Wednesday, 8 March 2017

Agents of SHIELD - 'Lockup' and 'The Good Samaritan'

Man, my annual performance review doesn't seem so bad now.
And lo, we have reached the point in the series where I am no longer driven to review each episode of Agents of SHIELD as they come.

Not that Season 4 is going badly so far. In this pair of episodes, Robbie Reyes joins the SHIELD team to rescue his Uncle from prison and find out what was going on at the energy lab. In 'Lockup' they engineer a jailbreak, but run into complications when the ghosts who are also going after Uncle Eli release the prisoners and Daisy decides to sacrifice herself to fight off a wave of them. Ultimately everyone gets out, but unfortunately the Rider pushes Robbie to enact vengeance on an imprisoned former gangbanger, and while he is distracted Eli is grabbed by ghost lady(1).

"Did someone get the Ghost Rider near the guilty people again?"
Elsewhere, Simmons has her lie detector test and is then assigned to prompt Director Mace during a televised bitch-off with Senator Inhuman-Hater, during which he opts to go off book and out himself as an Inhuman. He then tasks Simmons with a super-secret mission of secretness.

Moving into 'The Good Samaritan', Daisy brings Gabriel aboard the Zephyr for safety and, as Mace boards the plane via Quinjet to search for Daisy and Robbie, Robbie reveals the truth of what happened. He and Gabriel were attacked while driving Eli's car. Gabriel was shot and trapped under the car, crippling his legs, but Robbie was thrown clear. He was killed when he hit the road, but before that begged for any power in the universe to protect his brother. Gabriel saw a 'good Samaritan' on a motorbike stop and help them, but Robbie saw the Devil come to him and offer him life and revenge, although the figure in his flashbacks looks like another Ghost Rider. Gabriel is horrified and refuses to let the Rider's murders be for his sake. Mace searches the plane and finds his fugitives in the containment unit. Coulson argues for the need to stop the ghosts and the necessity of using Robbie and the Rider for that. Mace rejects his case, but then Robbie breaks out of the inescapable(2) containment unit by going all flame head and beats the snot out of Mace before Gabriel can calm him down.

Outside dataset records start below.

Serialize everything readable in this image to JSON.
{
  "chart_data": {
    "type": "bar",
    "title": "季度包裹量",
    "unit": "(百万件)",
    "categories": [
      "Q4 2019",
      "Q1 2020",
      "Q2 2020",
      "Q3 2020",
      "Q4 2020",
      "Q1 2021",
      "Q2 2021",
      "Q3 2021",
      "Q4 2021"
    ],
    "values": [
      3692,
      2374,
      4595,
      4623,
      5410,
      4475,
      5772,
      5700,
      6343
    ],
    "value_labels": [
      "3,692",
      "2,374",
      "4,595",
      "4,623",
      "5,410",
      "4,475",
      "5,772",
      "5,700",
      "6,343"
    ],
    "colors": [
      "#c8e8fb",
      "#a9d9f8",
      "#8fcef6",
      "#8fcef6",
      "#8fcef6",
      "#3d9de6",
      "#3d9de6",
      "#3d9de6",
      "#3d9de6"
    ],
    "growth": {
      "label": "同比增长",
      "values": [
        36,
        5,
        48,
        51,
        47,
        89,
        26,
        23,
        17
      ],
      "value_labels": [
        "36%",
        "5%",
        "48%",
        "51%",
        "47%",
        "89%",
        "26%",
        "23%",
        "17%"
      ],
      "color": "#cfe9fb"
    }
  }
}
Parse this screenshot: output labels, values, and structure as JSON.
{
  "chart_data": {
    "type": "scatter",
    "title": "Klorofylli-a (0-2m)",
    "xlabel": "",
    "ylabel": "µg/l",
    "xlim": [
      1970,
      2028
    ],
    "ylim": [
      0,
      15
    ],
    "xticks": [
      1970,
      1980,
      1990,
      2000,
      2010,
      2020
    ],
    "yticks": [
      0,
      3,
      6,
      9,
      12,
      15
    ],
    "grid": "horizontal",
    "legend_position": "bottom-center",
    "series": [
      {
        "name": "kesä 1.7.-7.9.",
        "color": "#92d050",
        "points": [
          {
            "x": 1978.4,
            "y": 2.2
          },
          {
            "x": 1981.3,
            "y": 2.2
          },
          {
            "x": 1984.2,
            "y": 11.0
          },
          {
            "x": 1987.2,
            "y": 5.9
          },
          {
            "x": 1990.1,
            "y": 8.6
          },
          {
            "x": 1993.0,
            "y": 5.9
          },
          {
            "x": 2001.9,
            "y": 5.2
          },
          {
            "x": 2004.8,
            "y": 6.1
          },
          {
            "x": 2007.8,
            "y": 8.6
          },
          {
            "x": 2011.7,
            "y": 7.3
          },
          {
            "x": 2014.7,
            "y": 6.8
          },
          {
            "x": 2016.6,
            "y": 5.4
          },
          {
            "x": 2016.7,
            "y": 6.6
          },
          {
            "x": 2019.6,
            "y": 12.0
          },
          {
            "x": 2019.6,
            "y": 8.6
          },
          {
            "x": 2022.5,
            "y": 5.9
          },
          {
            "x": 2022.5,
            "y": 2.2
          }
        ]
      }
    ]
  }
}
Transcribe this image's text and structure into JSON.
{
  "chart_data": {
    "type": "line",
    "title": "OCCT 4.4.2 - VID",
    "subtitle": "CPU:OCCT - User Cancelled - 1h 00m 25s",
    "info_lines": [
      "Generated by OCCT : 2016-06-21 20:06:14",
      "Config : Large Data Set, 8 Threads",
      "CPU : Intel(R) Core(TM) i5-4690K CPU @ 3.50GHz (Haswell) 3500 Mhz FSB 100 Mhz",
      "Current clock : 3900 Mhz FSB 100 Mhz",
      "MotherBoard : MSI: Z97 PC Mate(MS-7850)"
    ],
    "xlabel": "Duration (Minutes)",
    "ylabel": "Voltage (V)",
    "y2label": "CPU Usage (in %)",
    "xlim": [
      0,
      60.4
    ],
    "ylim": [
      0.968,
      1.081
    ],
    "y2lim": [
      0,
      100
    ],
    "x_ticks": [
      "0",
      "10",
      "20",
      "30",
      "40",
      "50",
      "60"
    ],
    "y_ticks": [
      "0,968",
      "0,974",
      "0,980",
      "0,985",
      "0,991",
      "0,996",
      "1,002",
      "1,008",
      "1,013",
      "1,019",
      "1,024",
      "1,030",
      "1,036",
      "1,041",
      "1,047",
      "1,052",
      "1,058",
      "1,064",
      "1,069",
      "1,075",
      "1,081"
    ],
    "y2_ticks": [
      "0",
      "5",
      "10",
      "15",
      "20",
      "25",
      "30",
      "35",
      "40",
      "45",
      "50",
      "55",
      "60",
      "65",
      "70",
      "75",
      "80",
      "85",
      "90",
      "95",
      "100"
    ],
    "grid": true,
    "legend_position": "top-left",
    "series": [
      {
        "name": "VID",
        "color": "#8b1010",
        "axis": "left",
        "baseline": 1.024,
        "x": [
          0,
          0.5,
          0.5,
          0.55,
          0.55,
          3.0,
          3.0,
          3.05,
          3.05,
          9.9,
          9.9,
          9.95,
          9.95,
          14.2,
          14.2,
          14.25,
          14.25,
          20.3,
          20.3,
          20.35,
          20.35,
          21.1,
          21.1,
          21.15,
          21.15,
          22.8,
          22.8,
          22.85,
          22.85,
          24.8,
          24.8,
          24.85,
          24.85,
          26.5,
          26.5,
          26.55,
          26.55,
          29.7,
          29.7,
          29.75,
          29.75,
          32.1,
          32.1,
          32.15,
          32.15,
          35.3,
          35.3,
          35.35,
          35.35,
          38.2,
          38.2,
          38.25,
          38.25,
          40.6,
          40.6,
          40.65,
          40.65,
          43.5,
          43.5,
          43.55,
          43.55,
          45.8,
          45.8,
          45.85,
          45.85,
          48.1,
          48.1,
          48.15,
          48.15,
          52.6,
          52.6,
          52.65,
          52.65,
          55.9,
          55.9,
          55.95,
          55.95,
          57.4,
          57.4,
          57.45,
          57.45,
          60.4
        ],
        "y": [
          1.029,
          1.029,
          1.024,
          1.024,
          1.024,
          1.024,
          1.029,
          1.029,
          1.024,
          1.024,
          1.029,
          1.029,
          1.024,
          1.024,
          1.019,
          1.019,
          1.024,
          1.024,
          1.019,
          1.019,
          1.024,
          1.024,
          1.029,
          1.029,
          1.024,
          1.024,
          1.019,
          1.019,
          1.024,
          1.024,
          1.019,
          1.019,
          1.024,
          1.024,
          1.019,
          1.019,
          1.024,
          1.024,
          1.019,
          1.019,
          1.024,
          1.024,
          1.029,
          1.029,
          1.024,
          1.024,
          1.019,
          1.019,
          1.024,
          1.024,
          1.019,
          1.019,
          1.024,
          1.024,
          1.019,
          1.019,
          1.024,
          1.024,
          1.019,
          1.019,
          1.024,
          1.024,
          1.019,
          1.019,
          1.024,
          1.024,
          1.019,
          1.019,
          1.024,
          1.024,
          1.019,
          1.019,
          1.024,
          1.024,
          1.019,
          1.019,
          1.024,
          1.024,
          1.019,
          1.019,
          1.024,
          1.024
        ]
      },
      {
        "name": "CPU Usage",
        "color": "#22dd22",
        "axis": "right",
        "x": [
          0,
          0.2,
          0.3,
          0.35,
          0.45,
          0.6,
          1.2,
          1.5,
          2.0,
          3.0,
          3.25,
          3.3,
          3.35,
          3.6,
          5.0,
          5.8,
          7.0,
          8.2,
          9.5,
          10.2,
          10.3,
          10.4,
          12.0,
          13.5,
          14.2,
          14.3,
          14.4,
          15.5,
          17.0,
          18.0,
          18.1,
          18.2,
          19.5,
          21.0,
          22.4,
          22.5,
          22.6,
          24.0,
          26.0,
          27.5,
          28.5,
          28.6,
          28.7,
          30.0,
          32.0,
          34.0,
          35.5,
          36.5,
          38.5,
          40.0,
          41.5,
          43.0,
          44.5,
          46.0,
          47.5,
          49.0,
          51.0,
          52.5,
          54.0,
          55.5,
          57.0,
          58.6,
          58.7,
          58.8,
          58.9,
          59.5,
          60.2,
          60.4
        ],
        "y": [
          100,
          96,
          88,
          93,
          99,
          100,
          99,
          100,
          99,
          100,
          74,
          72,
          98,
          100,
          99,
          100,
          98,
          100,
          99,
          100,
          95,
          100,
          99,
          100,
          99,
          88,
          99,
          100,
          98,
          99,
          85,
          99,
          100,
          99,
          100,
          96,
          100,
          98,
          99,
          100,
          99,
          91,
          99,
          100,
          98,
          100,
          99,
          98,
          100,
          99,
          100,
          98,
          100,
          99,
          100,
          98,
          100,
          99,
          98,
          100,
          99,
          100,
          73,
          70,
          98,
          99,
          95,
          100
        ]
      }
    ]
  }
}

The Devil! Men! GOD! (Symbolic horse.)
Meanwhile, Eli is also flashing back to the original experiments, which were essentially attempting to make a replicator like I Star Trek, creating matter out of energy. With the help of the Darkhold, the team made some progress, although Eli noted with some concern that the resulting set up ends up with more energy than it started with, in violation of physical law. Eli tried to get a look at the book, but the scientist who brought it in (Mr Ghostlady) was all 'the Precious is mine!' about it.

Fitz discovers a link between the work Eli and his colleagues were doing and Isodyne's zero matter research in the 40s. The team put down and Robbie confronts Ghostlady, who tells him that the hit her husband ordered was supposed to get Eli and not his nephews, and is then as surprised as any of her cohorts when Robbie can fight her. Coulson gets to Eli, but it turns out that it was Eli who pushed the experiments to the extreme and ended up atomising his colleagues in the quest to grant himself the power of a god, having become effectively the new Prophet of Dark Force, much as Witney Frost was, but without the Oscar nominations.
 
"Well, that's not good."
Eli activates the reconstructed test rig with himself in the chamber. A blast rips through the facility, catching Coulson and Robbie, and Eli emerges with a ball of Dark Force to play with.

The Ghost Rider arc is one of the more interesting in the run of Agents of SHIELD – I reserve the right to weep if Robbie, who is certainly more interesting than the Cage version of Johnny Blaze, dies to save Daisy – and of course is timed to tie into the introduction of the mystic in Doctor Strange. Unfortunately, by tying it into the Dark Force, it just reminds me of the Zero Matter storyline and, with the best will in the world, Agents of SHIELD is never going to do itself any favours by reminding me that I am not watching the vastly superior Agent Carter. What I do like so far is Director Mace, who appears to be a sort of bumbling, politically progressive boss with his folksy mottos and 'spectrum of security', was revealed to be a massively powerful Inhuman brick, and now turns out to be nowt so daft as he's cabbage looking. It makes him a complicated obstacle for the team to negotiate, even if he never becomes a direct antagonist, and I hope that he won't.

(1) It might be my failure that I can't remember the names of characters in this series, but then again it might be the show failing to communicate the name or make me care.

(2) Except for that one time when Marc Dacascos broke out of one.